Wie heißen die Personen in diesem Beitrag?

Der Artikel nennt keine vollständigen Namen von Personen. Es werden nur allgemeine Bezeichnungen wie "Frau" und "84-Jähriger" verwendet.

Welche Organisationen oder Institutionen werden genannt?

Die genannten Organisationen, Parteien oder Institutionen sind: Bundespolizei, Polizei, dts Nachrichtenagentur.

Wann ist das Ereignis passiert?

Das beschriebene Ereignis fand bis zum 24. Februar 2023 statt. Ein konkretes Beispiel ereignete sich am 23. Februar 2023.

Wo spielt die Handlung des Artikels?

Berlin, Spandau

Worum geht es in einem Satz?

In Berlin häufen sich seit Jahresbeginn Betrugsfälle durch russischsprachige Schockanrufe, bei denen die Täter sich als verzweifelte Verwandte ausgeben und hohe Kautionszahlungen von älteren Menschen fordern, wobei bis Mitte Februar bereits circa 20 Fälle mit 400.000 Euro Schaden registriert wurden.

Was war der Auslöser für den Vorfall?

  • Häufige Schockanrufe in Berlin
  • Zielgruppe: ältere, russischsprachige Menschen
  • Täter geben sich als Verwandte aus
  • Behauptung eines tödlichen Verkehrsunfalls
  • Aufforderung zu hohen Kautionszahlungen
  • Beteiligung eines angeblichen Polizeibeamten
  • Registrierung von rund 20 Taten bis zum 24. Februar
  • Gesamtschaden von etwa 400.000 Euro
  • Beispiel eines Betrugsfalls am 23. Februar in Spandau
  • Geldübergabe durch einen Boten

Wie hat die Öffentlichkeit oder Politik reagiert?

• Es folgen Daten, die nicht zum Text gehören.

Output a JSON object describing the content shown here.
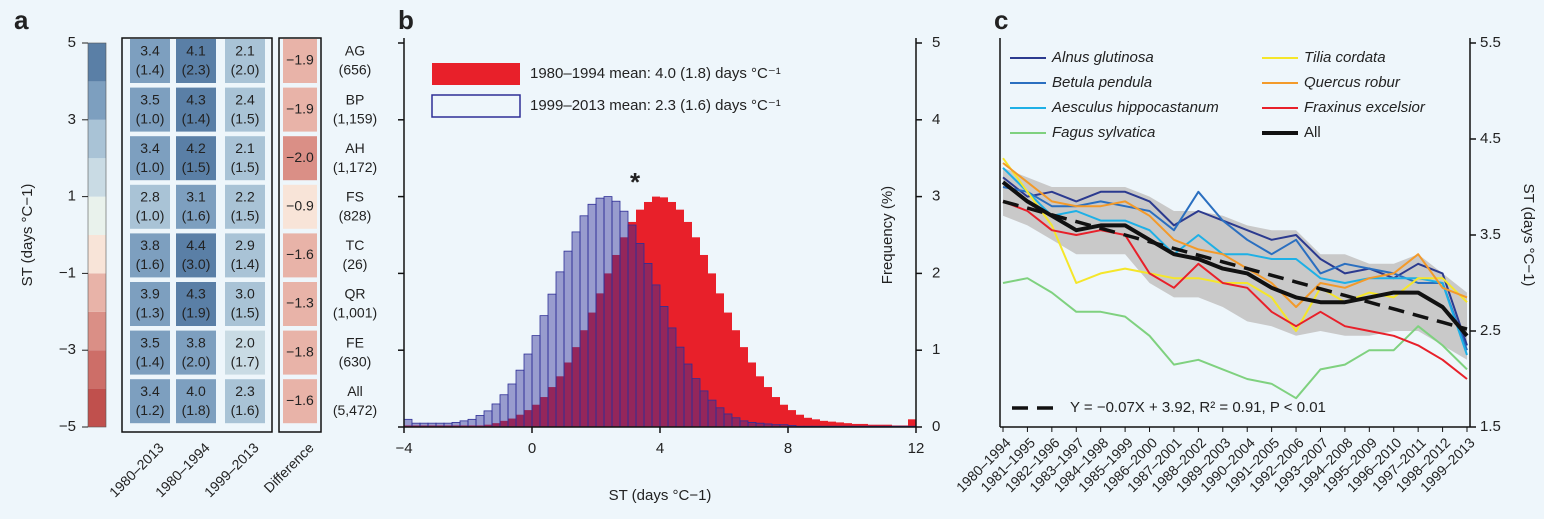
{
  "chart_data": [
    {
      "type": "heatmap",
      "label": "a",
      "colorbar_label": "ST (days °C−1)",
      "ylim": [
        -5,
        5
      ],
      "yticks": [
        {
          "value": -5,
          "label": "−5"
        },
        {
          "value": -3,
          "label": "−3"
        },
        {
          "value": -1,
          "label": "−1"
        },
        1,
        3,
        5
      ],
      "colors": [
        "#c0504d",
        "#cd6e68",
        "#da8f86",
        "#e8b3a8",
        "#f8e4d8",
        "#e9f2ec",
        "#c9dbe4",
        "#a9c3d6",
        "#7d9fbf",
        "#5a7fa6"
      ],
      "columns": [
        "1980–2013",
        "1980–1994",
        "1999–2013",
        "Difference"
      ],
      "rows": [
        "AG",
        "BP",
        "AH",
        "FS",
        "TC",
        "QR",
        "FE",
        "All"
      ],
      "row_counts": [
        "(656)",
        "(1,159)",
        "(1,172)",
        "(828)",
        "(26)",
        "(1,001)",
        "(630)",
        "(5,472)"
      ],
      "values": [
        [
          3.4,
          4.1,
          2.1,
          -1.9
        ],
        [
          3.5,
          4.3,
          2.4,
          -1.9
        ],
        [
          3.4,
          4.2,
          2.1,
          -2.0
        ],
        [
          2.8,
          3.1,
          2.2,
          -0.9
        ],
        [
          3.8,
          4.4,
          2.9,
          -1.6
        ],
        [
          3.9,
          4.3,
          3.0,
          -1.3
        ],
        [
          3.5,
          3.8,
          2.0,
          -1.8
        ],
        [
          3.4,
          4.0,
          2.3,
          -1.6
        ]
      ],
      "value_labels": [
        [
          "3.4",
          "4.1",
          "2.1",
          "−1.9"
        ],
        [
          "3.5",
          "4.3",
          "2.4",
          "−1.9"
        ],
        [
          "3.4",
          "4.2",
          "2.1",
          "−2.0"
        ],
        [
          "2.8",
          "3.1",
          "2.2",
          "−0.9"
        ],
        [
          "3.8",
          "4.4",
          "2.9",
          "−1.6"
        ],
        [
          "3.9",
          "4.3",
          "3.0",
          "−1.3"
        ],
        [
          "3.5",
          "3.8",
          "2.0",
          "−1.8"
        ],
        [
          "3.4",
          "4.0",
          "2.3",
          "−1.6"
        ]
      ],
      "errors": [
        [
          1.4,
          2.3,
          2.0,
          null
        ],
        [
          1.0,
          1.4,
          1.5,
          null
        ],
        [
          1.0,
          1.5,
          1.5,
          null
        ],
        [
          1.0,
          1.6,
          1.5,
          null
        ],
        [
          1.6,
          3.0,
          1.4,
          null
        ],
        [
          1.3,
          1.9,
          1.5,
          null
        ],
        [
          1.4,
          2.0,
          1.7,
          null
        ],
        [
          1.2,
          1.8,
          1.6,
          null
        ]
      ],
      "error_labels": [
        [
          "(1.4)",
          "(2.3)",
          "(2.0)",
          null
        ],
        [
          "(1.0)",
          "(1.4)",
          "(1.5)",
          null
        ],
        [
          "(1.0)",
          "(1.5)",
          "(1.5)",
          null
        ],
        [
          "(1.0)",
          "(1.6)",
          "(1.5)",
          null
        ],
        [
          "(1.6)",
          "(3.0)",
          "(1.4)",
          null
        ],
        [
          "(1.3)",
          "(1.9)",
          "(1.5)",
          null
        ],
        [
          "(1.4)",
          "(2.0)",
          "(1.7)",
          null
        ],
        [
          "(1.2)",
          "(1.8)",
          "(1.6)",
          null
        ]
      ]
    },
    {
      "type": "histogram",
      "label": "b",
      "xlabel": "ST (days °C−1)",
      "ylabel": "Frequency (%)",
      "annotation": "*",
      "xlim": [
        -4,
        12
      ],
      "xticks": [
        {
          "value": -4,
          "label": "−4"
        },
        0,
        4,
        8,
        12
      ],
      "ylim": [
        0,
        5
      ],
      "yticks": [
        0,
        1,
        2,
        3,
        4,
        5
      ],
      "bins": [
        -4,
        -3.75,
        -3.5,
        -3.25,
        -3,
        -2.75,
        -2.5,
        -2.25,
        -2,
        -1.75,
        -1.5,
        -1.25,
        -1,
        -0.75,
        -0.5,
        -0.25,
        0,
        0.25,
        0.5,
        0.75,
        1,
        1.25,
        1.5,
        1.75,
        2,
        2.25,
        2.5,
        2.75,
        3,
        3.25,
        3.5,
        3.75,
        4,
        4.25,
        4.5,
        4.75,
        5,
        5.25,
        5.5,
        5.75,
        6,
        6.25,
        6.5,
        6.75,
        7,
        7.25,
        7.5,
        7.75,
        8,
        8.25,
        8.5,
        8.75,
        9,
        9.25,
        9.5,
        9.75,
        10,
        10.25,
        10.5,
        10.75,
        11,
        11.25,
        11.5,
        11.75,
        12
      ],
      "series": [
        {
          "name": "1980–1994 mean: 4.0 (1.8) days °C⁻¹",
          "color": "#e8202a",
          "style": "filled",
          "values": [
            0.02,
            0.02,
            0.02,
            0.02,
            0.02,
            0.02,
            0.02,
            0.02,
            0.02,
            0.02,
            0.03,
            0.05,
            0.08,
            0.11,
            0.16,
            0.22,
            0.29,
            0.39,
            0.52,
            0.66,
            0.84,
            1.04,
            1.26,
            1.49,
            1.74,
            2.0,
            2.24,
            2.47,
            2.67,
            2.83,
            2.93,
            3.0,
            2.99,
            2.93,
            2.83,
            2.67,
            2.47,
            2.24,
            2.0,
            1.74,
            1.49,
            1.26,
            1.04,
            0.84,
            0.66,
            0.52,
            0.39,
            0.29,
            0.22,
            0.16,
            0.12,
            0.1,
            0.08,
            0.07,
            0.06,
            0.05,
            0.04,
            0.04,
            0.03,
            0.03,
            0.03,
            0.02,
            0.02,
            0.1
          ]
        },
        {
          "name": "1999–2013 mean: 2.3 (1.6) days °C⁻¹",
          "color": "#2e2e96",
          "style": "outline",
          "values": [
            0.1,
            0.05,
            0.05,
            0.05,
            0.05,
            0.05,
            0.06,
            0.08,
            0.1,
            0.15,
            0.21,
            0.3,
            0.42,
            0.56,
            0.74,
            0.95,
            1.19,
            1.45,
            1.73,
            2.02,
            2.29,
            2.54,
            2.75,
            2.9,
            2.98,
            3.0,
            2.94,
            2.81,
            2.63,
            2.39,
            2.13,
            1.85,
            1.57,
            1.29,
            1.04,
            0.82,
            0.63,
            0.47,
            0.35,
            0.25,
            0.17,
            0.12,
            0.08,
            0.06,
            0.05,
            0.04,
            0.03,
            0.03,
            0.02,
            0.01,
            0.01,
            0.01,
            0.01,
            0.01,
            0.01,
            0.01,
            0.01,
            0.01,
            0.01,
            0.01,
            0.01,
            0.01,
            0.01,
            0.01
          ]
        }
      ]
    },
    {
      "type": "line",
      "label": "c",
      "ylabel": "ST (days °C−1)",
      "categories": [
        "1980–1994",
        "1981–1995",
        "1982–1996",
        "1983–1997",
        "1984–1998",
        "1985–1999",
        "1986–2000",
        "1987–2001",
        "1988–2002",
        "1989–2003",
        "1990–2004",
        "1991–2005",
        "1992–2006",
        "1993–2007",
        "1994–2008",
        "1995–2009",
        "1996–2010",
        "1997–2011",
        "1998–2012",
        "1999–2013"
      ],
      "y2lim": [
        1.5,
        5.5
      ],
      "y2ticks": [
        1.5,
        2.5,
        3.5,
        4.5,
        5.5
      ],
      "band": {
        "color": "#c9c9c9",
        "upper": [
          4.2,
          4.1,
          4.0,
          4.0,
          4.0,
          4.0,
          3.9,
          3.75,
          3.75,
          3.7,
          3.6,
          3.55,
          3.55,
          3.3,
          3.3,
          3.2,
          3.2,
          3.3,
          3.1,
          2.9
        ],
        "lower": [
          3.7,
          3.6,
          3.45,
          3.3,
          3.3,
          3.3,
          3.0,
          2.85,
          2.85,
          2.75,
          2.6,
          2.55,
          2.45,
          2.5,
          2.45,
          2.45,
          2.5,
          2.5,
          2.35,
          2.2
        ]
      },
      "series": [
        {
          "name": "Alnus glutinosa",
          "color": "#2b3a8f",
          "axis": "y2",
          "linewidth": 2,
          "values": [
            4.1,
            3.9,
            3.95,
            3.85,
            3.95,
            3.95,
            3.85,
            3.6,
            3.75,
            3.65,
            3.55,
            3.45,
            3.5,
            3.25,
            3.1,
            3.15,
            3.05,
            3.2,
            3.1,
            2.35
          ]
        },
        {
          "name": "Betula pendula",
          "color": "#2a6fc0",
          "axis": "y2",
          "linewidth": 2,
          "values": [
            4.0,
            3.95,
            3.8,
            3.8,
            3.85,
            3.8,
            3.75,
            3.55,
            3.95,
            3.65,
            3.45,
            3.3,
            3.45,
            3.1,
            3.2,
            3.15,
            3.1,
            3.0,
            3.0,
            2.3
          ]
        },
        {
          "name": "Aesculus hippocastanum",
          "color": "#1eb0e6",
          "axis": "y2",
          "linewidth": 2,
          "values": [
            4.2,
            3.95,
            3.7,
            3.75,
            3.65,
            3.65,
            3.55,
            3.3,
            3.5,
            3.3,
            3.3,
            3.25,
            3.25,
            3.05,
            3.0,
            3.05,
            3.05,
            3.05,
            3.0,
            2.25
          ]
        },
        {
          "name": "Fagus sylvatica",
          "color": "#7fd17f",
          "axis": "y2",
          "linewidth": 2,
          "values": [
            3.0,
            3.05,
            2.9,
            2.7,
            2.7,
            2.65,
            2.45,
            2.15,
            2.2,
            2.1,
            2.0,
            1.95,
            1.8,
            2.1,
            2.15,
            2.3,
            2.3,
            2.55,
            2.35,
            2.1
          ]
        },
        {
          "name": "Tilia cordata",
          "color": "#f5e62a",
          "axis": "y2",
          "linewidth": 2,
          "values": [
            4.3,
            3.95,
            3.6,
            3.0,
            3.1,
            3.15,
            3.1,
            3.05,
            3.05,
            3.0,
            3.0,
            2.85,
            2.5,
            2.95,
            2.8,
            2.9,
            2.85,
            3.05,
            3.05,
            2.8
          ]
        },
        {
          "name": "Quercus robur",
          "color": "#f39a2a",
          "axis": "y2",
          "linewidth": 2,
          "values": [
            4.25,
            4.05,
            3.85,
            3.8,
            3.8,
            3.85,
            3.7,
            3.45,
            3.35,
            3.3,
            3.15,
            3.0,
            2.75,
            3.0,
            2.95,
            3.05,
            3.1,
            3.3,
            2.95,
            2.85
          ]
        },
        {
          "name": "Fraxinus excelsior",
          "color": "#e8202a",
          "axis": "y2",
          "linewidth": 2,
          "values": [
            3.85,
            3.75,
            3.55,
            3.5,
            3.55,
            3.5,
            3.1,
            2.95,
            3.2,
            3.0,
            2.95,
            2.7,
            2.55,
            2.7,
            2.55,
            2.5,
            2.45,
            2.35,
            2.2,
            2.0
          ]
        },
        {
          "name": "All",
          "color": "#111111",
          "axis": "y2",
          "linewidth": 4,
          "values": [
            4.05,
            3.85,
            3.7,
            3.55,
            3.6,
            3.6,
            3.45,
            3.3,
            3.25,
            3.15,
            3.1,
            2.95,
            2.85,
            2.8,
            2.8,
            2.85,
            2.9,
            2.9,
            2.75,
            2.45
          ]
        },
        {
          "name": "Y = −0.07X + 3.92, R² = 0.91, P < 0.01",
          "color": "#111111",
          "axis": "y2",
          "linewidth": 3.5,
          "dash": true,
          "values": [
            3.85,
            3.78,
            3.71,
            3.64,
            3.57,
            3.5,
            3.43,
            3.36,
            3.29,
            3.22,
            3.15,
            3.08,
            3.01,
            2.94,
            2.87,
            2.8,
            2.73,
            2.66,
            2.59,
            2.52
          ]
        }
      ]
    }
  ]
}
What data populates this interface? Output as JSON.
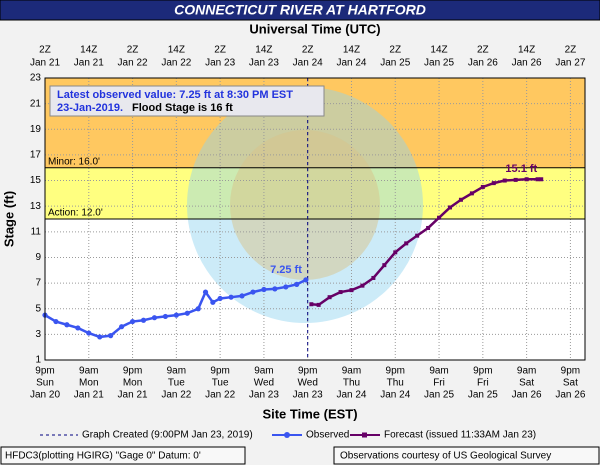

Im Artikel wird nicht beschrieben, wie Politik, Öffentlichkeit oder Medien reagiert haben.

Welche Konsequenzen werden genannt?

  • Zunahme von Betrugsfällen
  • Zielgerichtete Ansprache älterer, russischsprachiger Menschen
  • Hoher Gesamtschaden von etwa 400.000 Euro
  • Warnung der Polizei vor Reaktionen auf Betrugsanrufe
  • Empfehlung, bei Verdacht misstrauisch zu sein
  • Aufforderung zur Kontaktaufnahme mit Familienangehörigen
  • Rat, sich nicht unter Druck setzen zu lassen
  • Vorgehen im Zweifel: Polizei unter 110 kontaktieren

Gibt es bereits eine Stellungnahme?

Ja, im Artikel wird eine Stellungnahme der Polizei zitiert, die ausdrücklich davor warnt, solchen Forderungen nachzukommen und erklärt, dass Beamte niemals Geld am Telefon verlangen.